The Brookings Institution found this isn’t the case. Rather, their studies show raising the minimum wage positively affects millions more workers than those currently making bottom dollar. In fact, very few workers in the U.S. earn exactly the minimum — only 2.6%. Most low-wage workers earn up to 150% of the federal minimum. These workers comprise a significant 29.4% of the labor force.

In the 32 states that use the federal minimum wage standard (including California), 3.7 million workers earned either the minimum or less in 2012. 15.2 million, however, earned within 150% of the minimum. Thus, if the minimum wage were increased, Brookings estimates 18.9 million workers would get a significant raise.

In California, 4.6 million workers — almost a quarter of the California labor force — would get a wage increase.

So will it increase homebuyer demand or not?

Yes.

Giving a few dollars an hour more to our lowest income workers will not have an immediate effect on their ability (read: demand) to buy a home. Buying a home in the Golden State is no easy financial feat — as is clear by the falling California homeownership rate.

In fact, it is only becoming more difficult. During the boom, homeownership soared due to the proliferation of subprime loans. In other words, the poor bought homes on credit they were unable to pay back.

Since then we’ve gone through a monumental market correction, both the “naturally” occurring kind and the government-enforced variety. The foreclosure tsunami is all but over and distressed property sales in general have leveled out. Qualified mortgage (QM) and ability-to-repay (ATR) rules are now the gold standard for mortgage lending, ensuring another subprime crisis shan’t happen again (fingers crossed).
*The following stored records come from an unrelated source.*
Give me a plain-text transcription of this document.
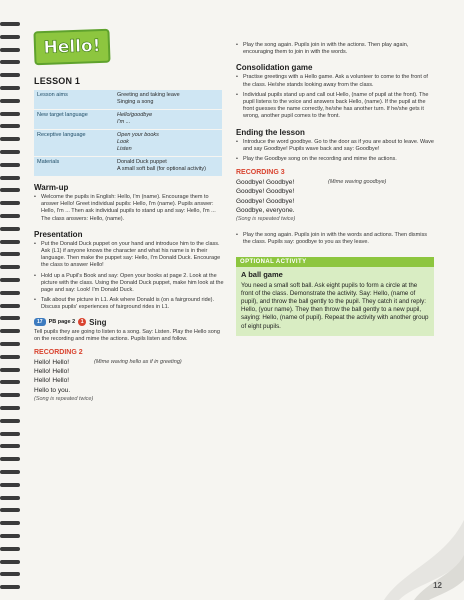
Hello!
LESSON 1
Lesson aims	Greeting and taking leave
Singing a song
New target language	Hello/goodbye
I'm ...
Receptive language	Open your books
Look
Listen
Materials	Donald Duck puppet
A small soft ball (for optional activity)
Warm-up
• Welcome the pupils in English: Hello, I'm (name). Encourage them to answer Hello! Greet individual pupils: Hello, I'm (name). Pupils answer: Hello, I'm ... Then ask individual pupils to stand up and say: Hello, I'm ... The class answers: Hello, (name).
Presentation
• Put the Donald Duck puppet on your hand and introduce him to the class. Ask (L1) if anyone knows the character and what his name is in their language. Then make the puppet say: Hello, I'm Donald Duck. Encourage the class to answer Hello!
• Hold up a Pupil's Book and say: Open your books at page 2. Look at the picture with the class. Using the Donald Duck puppet, make him look at the page and say: Look! I'm Donald Duck.
• Talk about the picture in L1. Ask where Donald is (on a fairground ride). Discuss pupils' experiences of fairground rides in L1.
17	PB page 2 1 Sing

Tell pupils they are going to listen to a song. Say: Listen. Play the Hello song on the recording and mime the actions. Pupils listen and follow.

RECORDING 2
Hello! Hello!
Hello! Hello!
Hello! Hello!
Hello to you.
(Song is repeated twice)
(Mime waving hello as if in greeting)
• Play the song again. Pupils join in with the actions. Then play again, encouraging them to join in with the words.
Consolidation game
• Practise greetings with a Hello game. Ask a volunteer to come to the front of the class. He/she stands looking away from the class.
• Individual pupils stand up and call out Hello, (name of pupil at the front). The pupil listens to the voice and answers back Hello, (name). If the pupil at the front guesses the name correctly, he/she has another turn. If he/she gets it wrong, another pupil comes to the front.
Ending the lesson
• Introduce the word goodbye. Go to the door as if you are about to leave. Wave and say Goodbye! Pupils wave back and say: Goodbye!
• Play the Goodbye song on the recording and mime the actions.
RECORDING 3
Goodbye! Goodbye!
Goodbye! Goodbye!
Goodbye! Goodbye!
Goodbye, everyone.
(Song is repeated twice)
(Mime waving goodbye)
• Play the song again. Pupils join in with the words and actions. Then dismiss the class. Pupils say: goodbye to you as they leave.
OPTIONAL ACTIVITY
A ball game

You need a small soft ball. Ask eight pupils to form a circle at the front of the class. Demonstrate the activity. Say: Hello, (name of pupil), and throw the ball gently to the pupil. They catch it and reply: Hello, (your name). They then throw the ball gently to a new pupil, saying: Hello, (name of pupil). Repeat the activity with another group of eight pupils.

12
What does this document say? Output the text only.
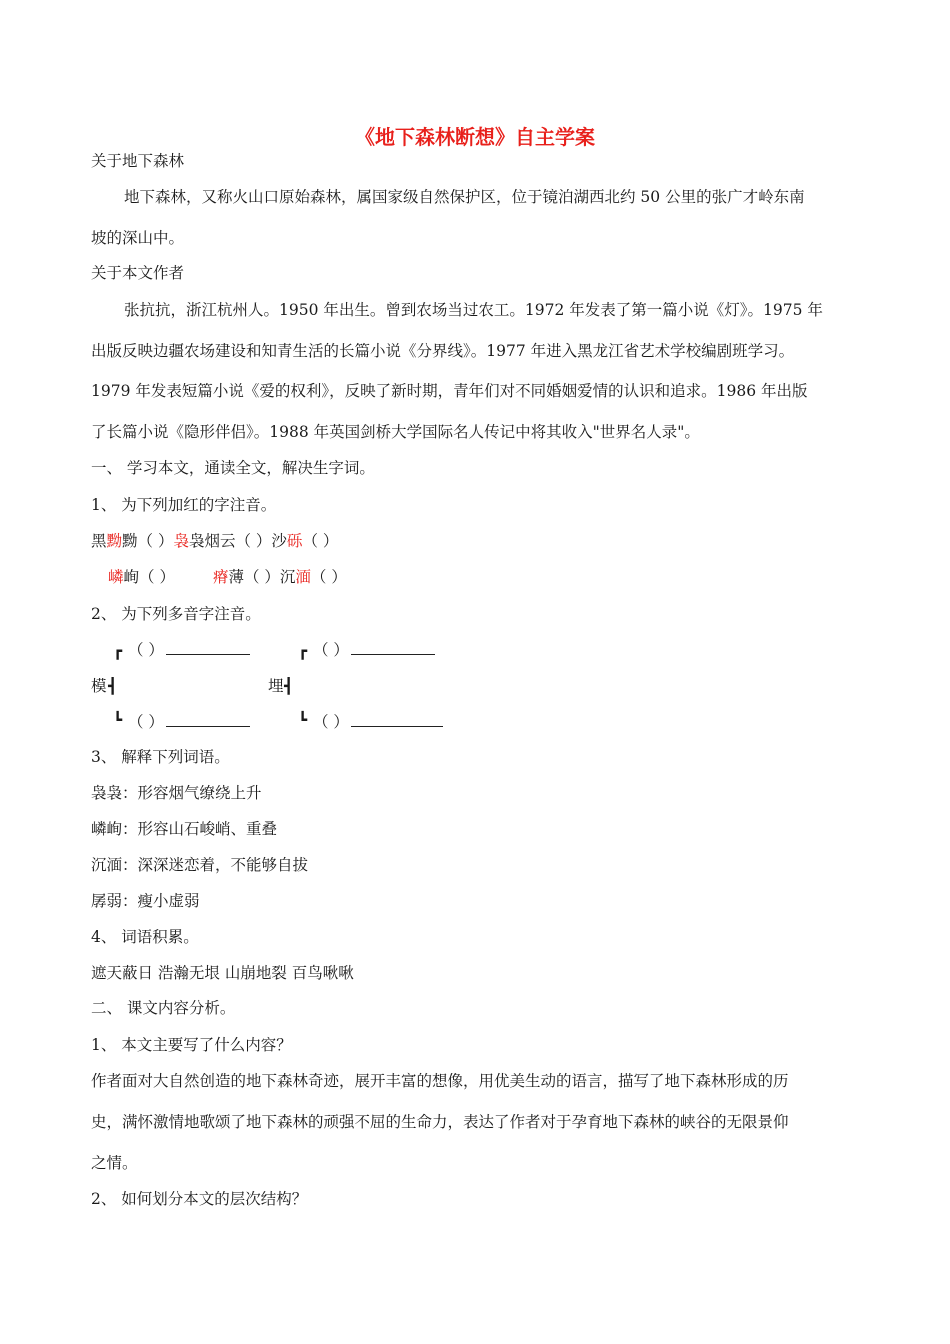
《地下森林断想》自主学案
关于地下森林
地下森林，又称火山口原始森林，属国家级自然保护区，位于镜泊湖西北约 50 公里的张广才岭东南
坡的深山中。
关于本文作者
张抗抗，浙江杭州人。1950 年出生。曾到农场当过农工。1972 年发表了第一篇小说《灯》。1975 年
出版反映边疆农场建设和知青生活的长篇小说《分界线》。1977 年进入黑龙江省艺术学校编剧班学习。
1979 年发表短篇小说《爱的权利》，反映了新时期，青年们对不同婚姻爱情的认识和追求。1986 年出版
了长篇小说《隐形伴侣》。1988 年英国剑桥大学国际名人传记中将其收入"世界名人录"。
一、 学习本文，通读全文，解决生字词。
1、 为下列加红的字注音。
黑黝黝（ ）袅袅烟云（ ）沙砾（ ）
嶙峋（ ） 瘠薄（ ）沉湎（ ）
2、 为下列多音字注音。
┏ （ ）
模 ┫
┗ （ ）
┏ （ ）
埋 ┫
┗ （ ）
3、 解释下列词语。
袅袅：形容烟气缭绕上升
嶙峋：形容山石峻峭、重叠
沉湎：深深迷恋着，不能够自拔
孱弱：瘦小虚弱
4、 词语积累。
遮天蔽日 浩瀚无垠 山崩地裂 百鸟啾啾
二、 课文内容分析。
1、 本文主要写了什么内容？
作者面对大自然创造的地下森林奇迹，展开丰富的想像，用优美生动的语言，描写了地下森林形成的历
史，满怀激情地歌颂了地下森林的顽强不屈的生命力，表达了作者对于孕育地下森林的峡谷的无限景仰
之情。
2、 如何划分本文的层次结构？
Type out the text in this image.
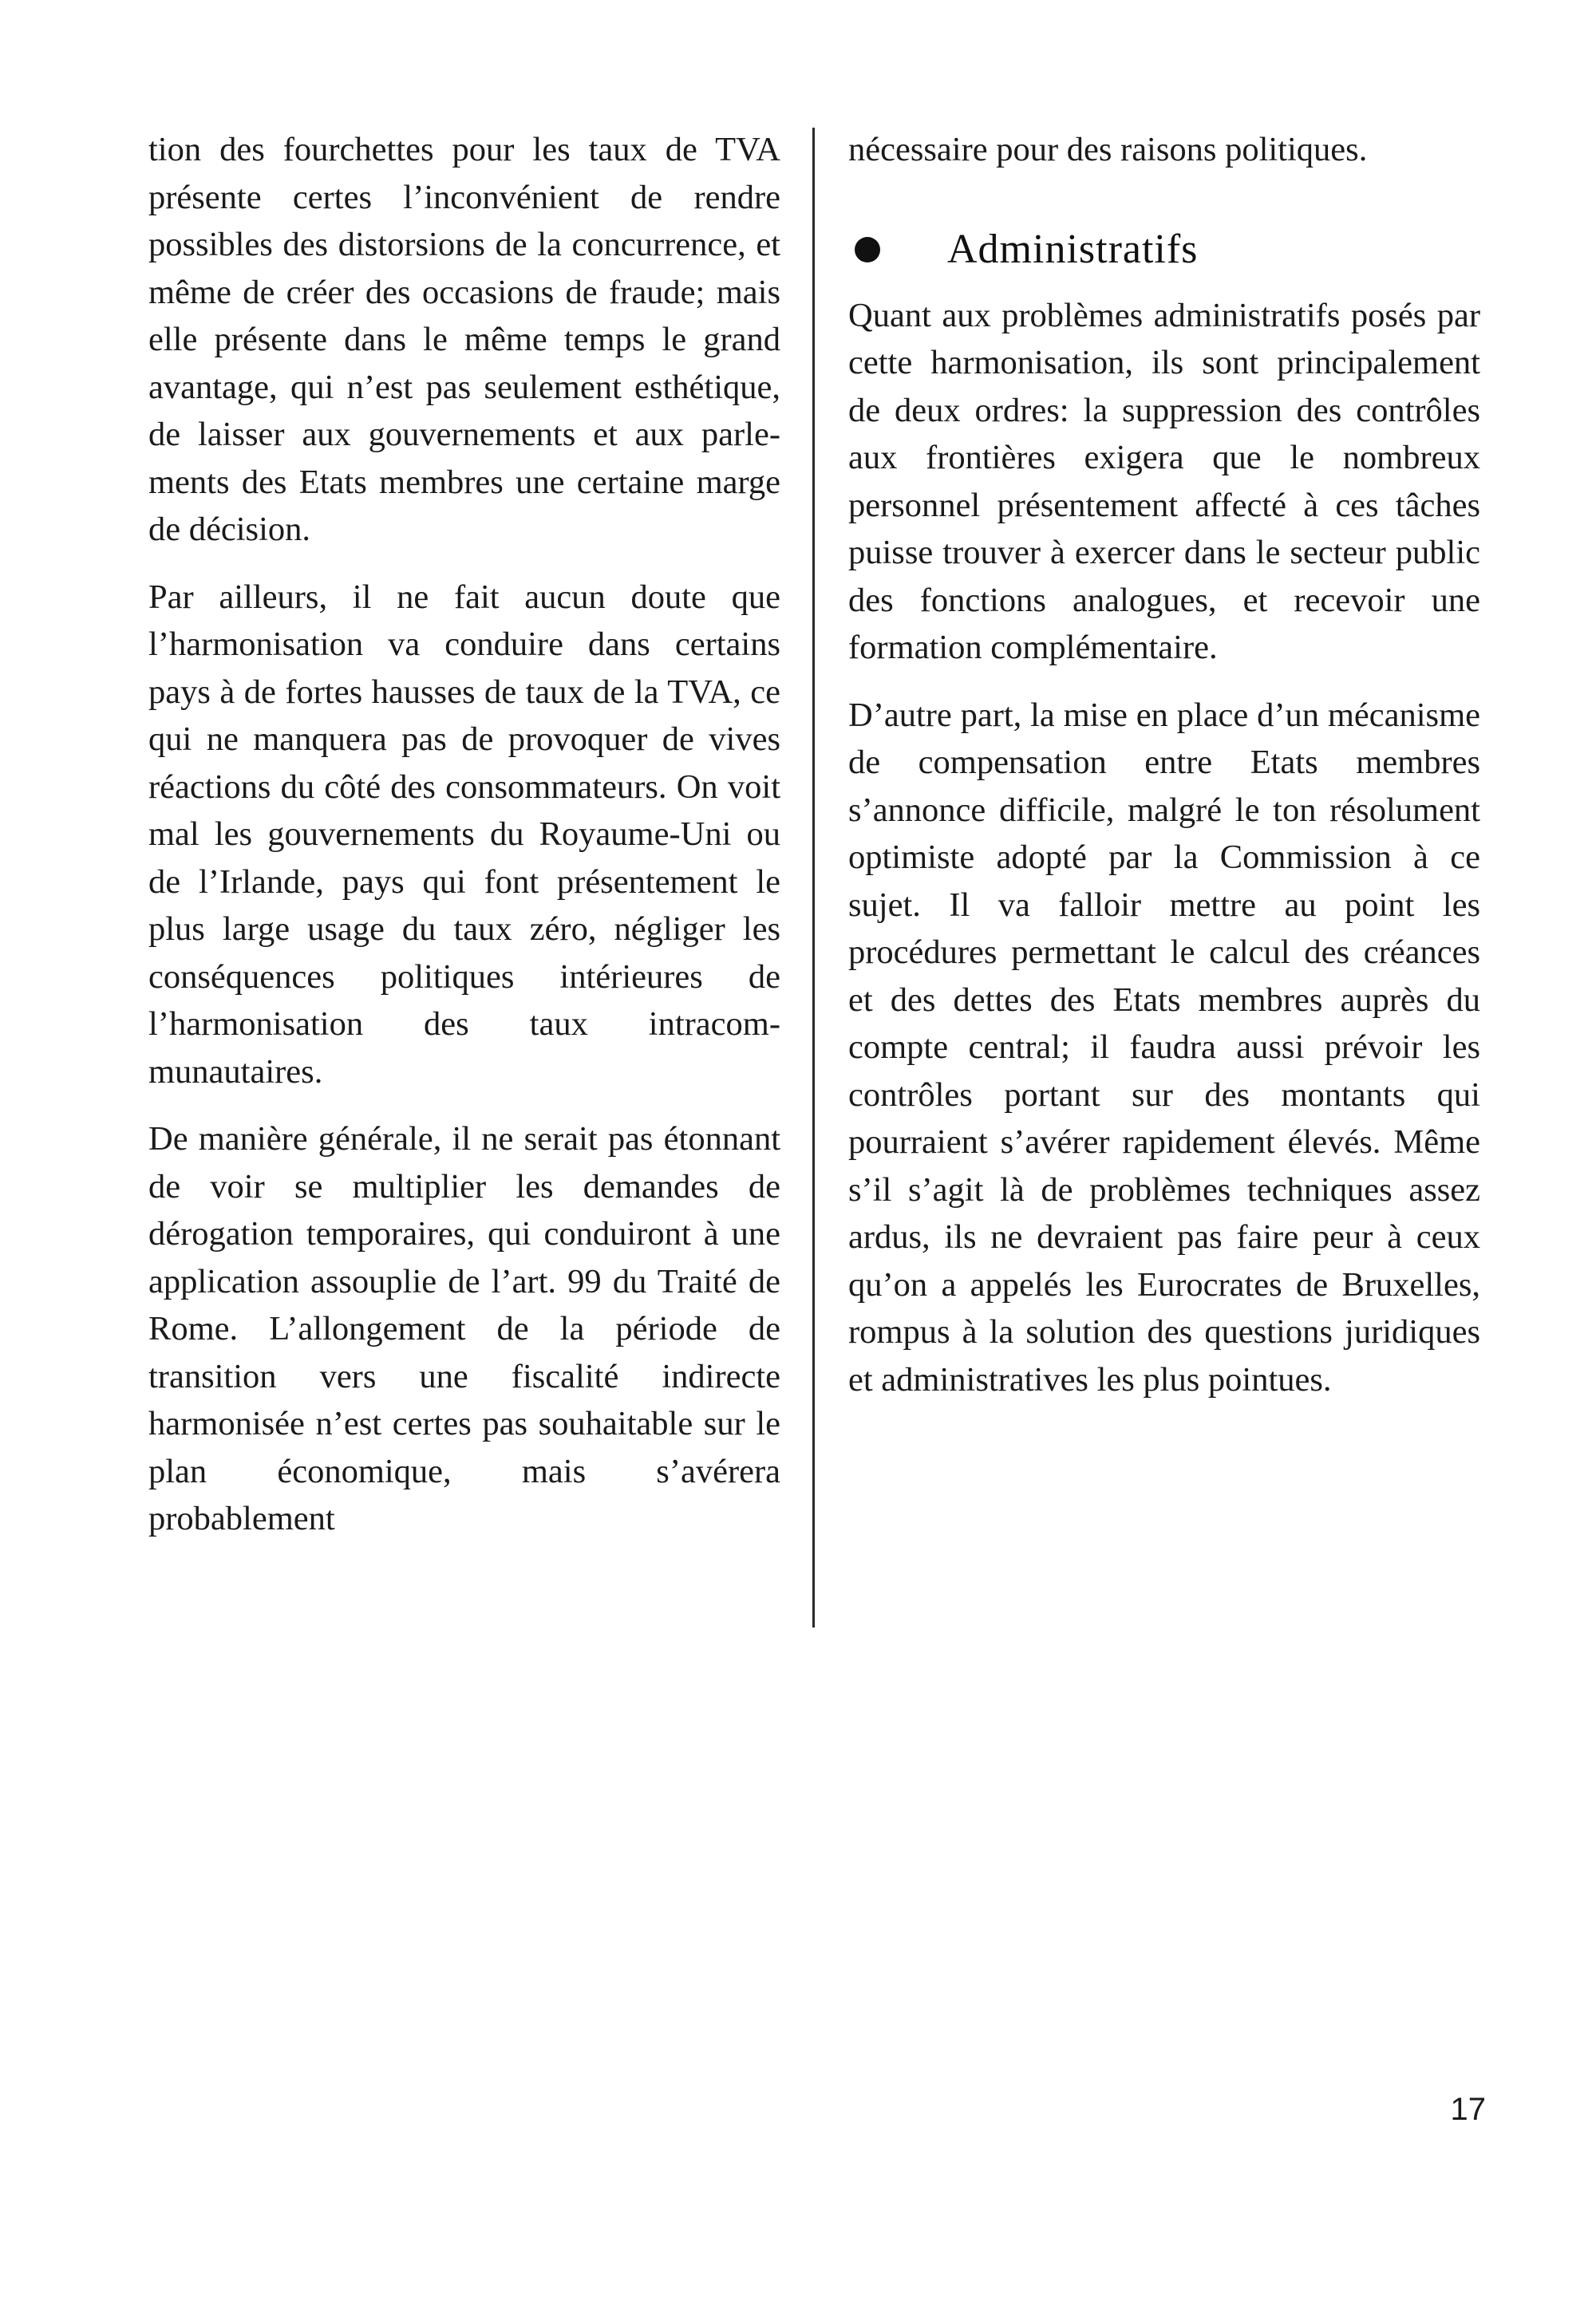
tion des fourchettes pour les taux de TVA présente certes l’inconvénient de rendre possibles des distorsions de la concurrence, et même de créer des occasions de fraude; mais elle présente dans le même temps le grand avantage, qui n’est pas seulement esthétique, de laisser aux gouvernements et aux parlements des Etats membres une certaine marge de décision.

Par ailleurs, il ne fait aucun doute que l’harmonisation va conduire dans certains pays à de fortes hausses de taux de la TVA, ce qui ne manquera pas de provoquer de vives réactions du côté des consommateurs. On voit mal les gouvernements du Royaume-Uni ou de l’Irlande, pays qui font présentement le plus large usage du taux zéro, négliger les conséquences politiques intérieures de l’harmonisation des taux intracommunautaires.

De manière générale, il ne serait pas étonnant de voir se multiplier les demandes de dérogation temporaires, qui conduiront à une application assouplie de l’art. 99 du Traité de Rome. L’allongement de la période de transition vers une fiscalité indirecte harmonisée n’est certes pas souhaitable sur le plan économique, mais s’avérera probablement

nécessaire pour des raisons politiques.

Administratifs

Quant aux problèmes administratifs posés par cette harmonisation, ils sont principalement de deux ordres: la suppression des contrôles aux frontières exigera que le nombreux personnel présentement affecté à ces tâches puisse trouver à exercer dans le secteur public des fonctions analogues, et recevoir une formation complémentaire.

D’autre part, la mise en place d’un mécanisme de compensation entre Etats membres s’annonce difficile, malgré le ton résolument optimiste adopté par la Commission à ce sujet. Il va falloir mettre au point les procédures permettant le calcul des créances et des dettes des Etats membres auprès du compte central; il faudra aussi prévoir les contrôles portant sur des montants qui pourraient s’avérer rapidement élevés. Même s’il s’agit là de problèmes techniques assez ardus, ils ne devraient pas faire peur à ceux qu’on a appelés les Eurocrates de Bruxelles, rompus à la solution des questions juridiques et administratives les plus pointues.

17
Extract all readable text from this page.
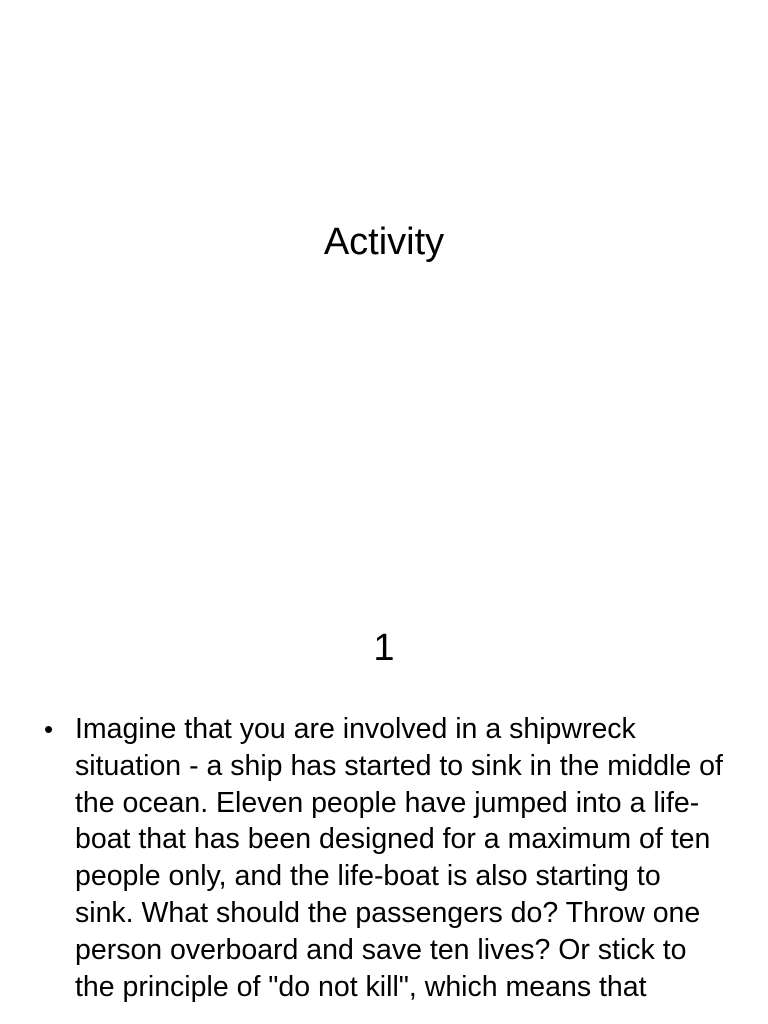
Activity
1
• Imagine that you are involved in a shipwreck situation - a ship has started to sink in the middle of the ocean. Eleven people have jumped into a life-boat that has been designed for a maximum of ten people only, and the life-boat is also starting to sink. What should the passengers do? Throw one person overboard and save ten lives? Or stick to the principle of "do not kill", which means that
So now we’ve got to get to work on the bedrock of creating real, sustainable homebuyer demand — well paying jobs. We’ve seen the result of the vicious cycle of under- and unemployment on the California housing market. That cycle can work in reverse. An excellent first step to turn it around is to raise the minimum wage — a tide that will raise all boats bringing everyone a little closer to the possibility of homeownership.